Child Poverty Figures Make 'Grim Reading' Despite Iain Duncan Smith Hailing Modest Fall As 'Vindication'

Parliament TV

Iain Duncan Smith, the Work and Pensions Secretary, has hailed the number of children living in relative poverty in UK falling to its lowest level since the 1980s as a "vindication" of the Government's agenda - despite campaigners saying the numbers make "grim reading".

The figure stands at 2.3 million for 2013-14, down 100,000 on the previous year, which is seen as an "insignificant" change, according to the Department for Work and Pensions.

But the figures showed poverty, defined as 60% of median incomes, was higher than in the past under some measures.

The Child Poverty Action Group highlighted how the 4.1 million children in absolute poverty after housing costs is half-a-million higher than in 2010.

And in households in which at least one person has a disability, the number of individuals in absolute poverty after housing costs rose by 300,000 to 5.6 million - which was statistically "significant".

Against a forecast from the Institute of Fiscal Studies (IFS) that the total number of children in relative low income could soar to 2.5 million, the figures offer ministers the chance to change the definition, which was promised in the Conservative manifesto.

A Whitehall source confirmed to The Huffington Post UK the data would make it "easier" to alter the measure, while Mr Duncan Smith told MPs the current benchmark did not recognise the "range of actions needed to improve children’s life chances".

Alison Garnham, chief executive of the Child Poverty Action Group, argued the Government is not going to meet its target of abolishing child poverty by 2020.

She also suggested £12bn of planned welfare cuts, likely to include the tax credits top-up payment to low-paid workers, would "deepen" the "crisis".

"You don't tackle child poverty by slashing targeted help for children in low income families and then claiming money doesn't matter," she said, going on to dismiss the Government's flagship plan to turn around "troubled families" as the solution.

She said: “The root causes of child poverty are not to be found in parents’ behaviour.

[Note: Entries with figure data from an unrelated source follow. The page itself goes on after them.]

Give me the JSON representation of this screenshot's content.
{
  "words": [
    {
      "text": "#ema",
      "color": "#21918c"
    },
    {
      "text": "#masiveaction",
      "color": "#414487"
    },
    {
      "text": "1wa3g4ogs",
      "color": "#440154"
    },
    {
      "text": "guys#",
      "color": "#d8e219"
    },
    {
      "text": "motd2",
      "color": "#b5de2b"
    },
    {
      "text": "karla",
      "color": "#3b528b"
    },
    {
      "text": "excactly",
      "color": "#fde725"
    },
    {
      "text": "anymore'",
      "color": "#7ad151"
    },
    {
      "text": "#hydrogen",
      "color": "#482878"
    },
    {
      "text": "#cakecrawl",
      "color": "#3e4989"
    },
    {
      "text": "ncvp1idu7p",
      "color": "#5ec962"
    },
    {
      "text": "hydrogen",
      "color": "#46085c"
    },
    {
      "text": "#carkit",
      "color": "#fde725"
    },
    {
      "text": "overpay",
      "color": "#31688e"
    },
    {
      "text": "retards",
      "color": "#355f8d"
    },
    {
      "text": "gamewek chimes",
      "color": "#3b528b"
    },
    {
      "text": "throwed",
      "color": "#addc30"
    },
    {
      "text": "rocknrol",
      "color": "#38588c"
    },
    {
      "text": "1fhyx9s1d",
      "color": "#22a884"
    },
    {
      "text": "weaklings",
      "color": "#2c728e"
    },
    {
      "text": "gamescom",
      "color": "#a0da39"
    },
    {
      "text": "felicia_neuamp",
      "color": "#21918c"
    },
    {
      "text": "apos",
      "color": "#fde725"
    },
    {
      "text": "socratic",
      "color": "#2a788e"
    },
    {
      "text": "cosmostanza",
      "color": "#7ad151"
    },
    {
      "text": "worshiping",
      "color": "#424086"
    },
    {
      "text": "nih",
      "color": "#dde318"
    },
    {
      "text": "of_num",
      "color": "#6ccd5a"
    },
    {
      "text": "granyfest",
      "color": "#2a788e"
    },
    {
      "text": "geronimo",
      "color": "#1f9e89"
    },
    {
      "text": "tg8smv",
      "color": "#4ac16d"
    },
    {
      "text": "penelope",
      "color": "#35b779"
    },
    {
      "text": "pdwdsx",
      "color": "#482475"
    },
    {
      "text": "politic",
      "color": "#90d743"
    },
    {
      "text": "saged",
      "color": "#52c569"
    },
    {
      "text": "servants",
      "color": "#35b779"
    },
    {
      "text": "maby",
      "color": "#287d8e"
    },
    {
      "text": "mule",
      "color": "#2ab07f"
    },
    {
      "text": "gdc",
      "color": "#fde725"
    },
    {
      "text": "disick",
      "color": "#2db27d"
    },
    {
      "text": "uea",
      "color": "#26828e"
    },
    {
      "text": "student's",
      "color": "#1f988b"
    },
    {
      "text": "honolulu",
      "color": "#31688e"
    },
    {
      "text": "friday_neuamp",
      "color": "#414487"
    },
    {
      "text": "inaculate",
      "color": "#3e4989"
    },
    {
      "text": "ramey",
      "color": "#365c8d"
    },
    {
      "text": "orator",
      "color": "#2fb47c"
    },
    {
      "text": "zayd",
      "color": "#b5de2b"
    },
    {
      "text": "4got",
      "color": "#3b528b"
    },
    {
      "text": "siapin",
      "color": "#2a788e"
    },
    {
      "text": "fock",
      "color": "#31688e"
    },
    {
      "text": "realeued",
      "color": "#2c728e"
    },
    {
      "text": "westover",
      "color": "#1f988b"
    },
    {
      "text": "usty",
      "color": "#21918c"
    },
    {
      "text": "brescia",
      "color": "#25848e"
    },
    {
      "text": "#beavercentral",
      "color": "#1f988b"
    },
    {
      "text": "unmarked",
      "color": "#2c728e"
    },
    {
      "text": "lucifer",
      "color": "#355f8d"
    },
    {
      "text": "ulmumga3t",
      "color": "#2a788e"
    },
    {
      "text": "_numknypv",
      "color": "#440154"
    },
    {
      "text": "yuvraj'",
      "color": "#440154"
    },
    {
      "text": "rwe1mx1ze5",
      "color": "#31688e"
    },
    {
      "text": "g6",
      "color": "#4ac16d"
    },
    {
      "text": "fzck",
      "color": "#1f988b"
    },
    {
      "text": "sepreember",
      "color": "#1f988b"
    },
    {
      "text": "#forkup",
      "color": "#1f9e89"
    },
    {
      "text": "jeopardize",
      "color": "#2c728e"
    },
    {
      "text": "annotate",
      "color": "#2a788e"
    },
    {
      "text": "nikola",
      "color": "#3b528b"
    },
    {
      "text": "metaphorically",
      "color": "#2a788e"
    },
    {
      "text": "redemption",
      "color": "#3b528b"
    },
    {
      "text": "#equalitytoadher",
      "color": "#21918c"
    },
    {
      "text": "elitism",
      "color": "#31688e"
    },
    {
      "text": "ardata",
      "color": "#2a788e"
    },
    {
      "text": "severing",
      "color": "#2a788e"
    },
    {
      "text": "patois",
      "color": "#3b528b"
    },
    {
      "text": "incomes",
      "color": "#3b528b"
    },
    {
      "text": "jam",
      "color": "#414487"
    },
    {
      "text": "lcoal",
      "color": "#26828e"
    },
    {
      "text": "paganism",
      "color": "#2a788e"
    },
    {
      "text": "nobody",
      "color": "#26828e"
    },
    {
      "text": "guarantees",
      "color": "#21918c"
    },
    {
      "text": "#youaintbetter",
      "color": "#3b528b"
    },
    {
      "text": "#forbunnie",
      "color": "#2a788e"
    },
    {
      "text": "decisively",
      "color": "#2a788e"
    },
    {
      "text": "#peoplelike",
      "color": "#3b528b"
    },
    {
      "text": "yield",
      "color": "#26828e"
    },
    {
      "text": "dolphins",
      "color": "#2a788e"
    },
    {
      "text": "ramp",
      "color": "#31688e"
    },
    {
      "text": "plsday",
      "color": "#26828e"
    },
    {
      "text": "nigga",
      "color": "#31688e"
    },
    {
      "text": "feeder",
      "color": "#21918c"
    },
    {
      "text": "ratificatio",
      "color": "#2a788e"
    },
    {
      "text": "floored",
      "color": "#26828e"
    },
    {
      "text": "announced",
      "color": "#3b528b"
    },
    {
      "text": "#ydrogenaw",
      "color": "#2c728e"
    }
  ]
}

"It is low pay, the lack of adequate childcare, and cuts to children’s benefits we should look to for an explanation of child poverty and not to parents who struggle daily to protect their children against its worst effects."

Going on to call for a "triple lock" afforded to pensions to apply to cuts to child benefit, she concluded the figures make "grim reading for anyone looking for progress on child poverty".

The IFS also urged caution over any celebration, saying incomes have only "inched" towards the pre-recession levels and that there was "little or no change in poverty rates" for the population as a whole or pensioners, working-age adults and children in particular.

The think-tank warned too that headline figures were based on the "discredited" Retail Price Index measure of inflation.

The statistic the Government was most anxious to point to was the percentage of children in relative poverty before housing costs remaining flat at 17% - its lowest level since the 1980s.

In the House of Commons, Mr Duncan Smith this morning said: "Today's figures are a vindication of our approach.

"If you tackle the root causes of poverty, even under a measure of poverty that I have consistently described as flawed, you can still have an impact."

But Labour's Shadow Chancellor Chris Leslie said the flat figures showed "progress has slowed to a snail's pace".

Frank Field, the Labour MP recently elected chairman of the Work and Pensions Select Committee, congratulated Mr Duncan Smith for "a PR success in winding up the media that they would be the worst figures ever".

David Cameron on Monday said the child poverty measure was "absurd", arguing a modest increase in the state pension would distort the numbers - the increase in income dragging more children into the poverty bracket.

The Huffington Post reported yesterday how the Government is considering replacing or amending the Child Poverty Act, brought in by Labour, to establish "new measures".